The rise of automation has played a special role in the complex world of fund management regulation, and Irish companies are playing a significant part. “A lot of the larger global financial services companies have a presence in Ireland and some have headquarters based out of here. This sets the scene for a strong regulatory landscape as governed by the Central Bank of Ireland, who also play a large role in European regulations. As a consequence of this, there are excellent opportunities for regtech firms to operate in this space and deliver globally scalable solutions,” says Ogie Sheehy, chief executive and founder of Kerry-based firm ViClarity.

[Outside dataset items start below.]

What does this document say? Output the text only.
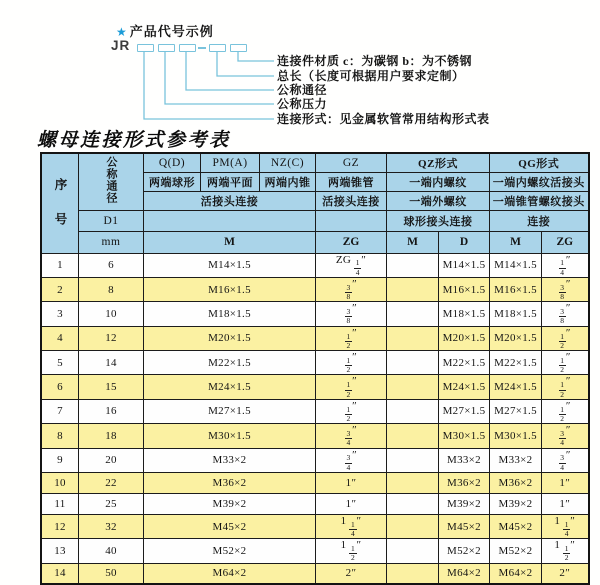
★ 产品代号示例
JR
连接件材质 c：为碳钢 b：为不锈钢
总长（长度可根据用户要求定制）
公称通径
公称压力
连接形式：见金属软管常用结构形式表
螺母连接形式参考表
序号	公称通径	Q(D)	PM(A)	NZ(C)	GZ	QZ形式		QG形式	
		两端球形	两端平面	两端内锥	两端锥管	一端内螺纹		一端内螺纹活接头	
		活接头连接			活接头连接	一端外螺纹		一端锥管螺纹接头	
	D1					球形接头连接		连接	
	mm	M			ZG	M	D	M	ZG
1	6	M14×1.5			ZG $\frac{1}{4}$ ″		M14×1.5	M14×1.5	$\frac{1}{4}$ ″
2	8	M16×1.5			$\frac{3}{8}$ ″		M16×1.5	M16×1.5	$\frac{3}{8}$ ″
3	10	M18×1.5			$\frac{3}{8}$ ″		M18×1.5	M18×1.5	$\frac{3}{8}$ ″
4	12	M20×1.5			$\frac{1}{2}$ ″		M20×1.5	M20×1.5	$\frac{1}{2}$ ″
5	14	M22×1.5			$\frac{1}{2}$ ″		M22×1.5	M22×1.5	$\frac{1}{2}$ ″
6	15	M24×1.5			$\frac{1}{2}$ ″		M24×1.5	M24×1.5	$\frac{1}{2}$ ″
7	16	M27×1.5			$\frac{1}{2}$ ″		M27×1.5	M27×1.5	$\frac{1}{2}$ ″
8	18	M30×1.5			$\frac{3}{4}$ ″		M30×1.5	M30×1.5	$\frac{3}{4}$ ″
9	20	M33×2			$\frac{3}{4}$ ″		M33×2	M33×2	$\frac{3}{4}$ ″
10	22	M36×2			1″		M36×2	M36×2	1″
11	25	M39×2			1″		M39×2	M39×2	1″
12	32	M45×2			$1 \frac{1}{4}$ ″		M45×2	M45×2	$1 \frac{1}{4}$ ″
13	40	M52×2			$1 \frac{1}{2}$ ″		M52×2	M52×2	$1 \frac{1}{2}$ ″
14	50	M64×2			2″		M64×2	M64×2	2″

The company started out in 2009, building a system that allowed credit unions to automate newly introduced compliance and risk management criteria. The system was subsequently rolled out across different industries, including healthcare, insurance, and funds management. “The Central Bank of Ireland has numerous different regulations across different sectors. So over time, we’ve built a library of different templates for different types of regulations. So it’s covering everything from fitness and probity to CP86, as well as anything else that the Central Bank comes out with it,” explains Neil O’Sullivan, business development manager at ViClarity.
High-profile collapses such as Lehman Brothers and Custom House Capital encouraged the Central Bank of Ireland to issue revised frameworks in 2015 and 2016, which gave new regulations for investment firms and fund service providers.
"Around that time we partnered with PwC to build these new regulations into our system," says O'Sullivan. "That was a very popular piece of regulation that had just come out, and many fund management organisations didn't know where to start. So we built out the content, offered them the templates and that's how we got a number of the funds companies on our books. Since then, we've built out a lot of fund-specific content."
Ability to adapt quickly
Part of being successful in the regtech industry is the ability to adapt quickly as regulation changes, suggests O'Sullivan. "To continue the growth you have to stay up to date with what's happening in the regulation, and you need to stay up to date with the technology, so you can change as the client's needs change. If you look at the US, our competitors would be the big SAP structures like RSA Archer, where they're a massive beast of a company where it could take a year or two to implement a software, and a lot of consulting fees. We are different because we are more agile. If the regulation changes, we can change quite quickly."
Another major factor to the growth of the regtech industry in Ireland is the easy access to multinationals, according to O’Sullivan. “The fact that so many global companies have a Dublin base and a Dublin operation is fantastic for us,” he says. “It is a lot easier to get a foot in the door with the Dublin office. We can implement the system into an Irish branch, and roll it out globally over time.”
Regtech growth in Ireland looks set to continue, with Brexit playing a significant part, suggests Ogie Sheehy. "In the next few years I think the trend will continue where we see significant growth in regtech firms setting up in Ireland," he says. "This will be further increased by many UK financial services firms relocating their business operations to Ireland as a result of Brexit uncertainty. Ireland has set itself up as a strong base for regtech firms and I think this will continue over the coming years, strengthening the competencies and skills for Ireland positioning itself as a hub and centre of excellence for global regtech.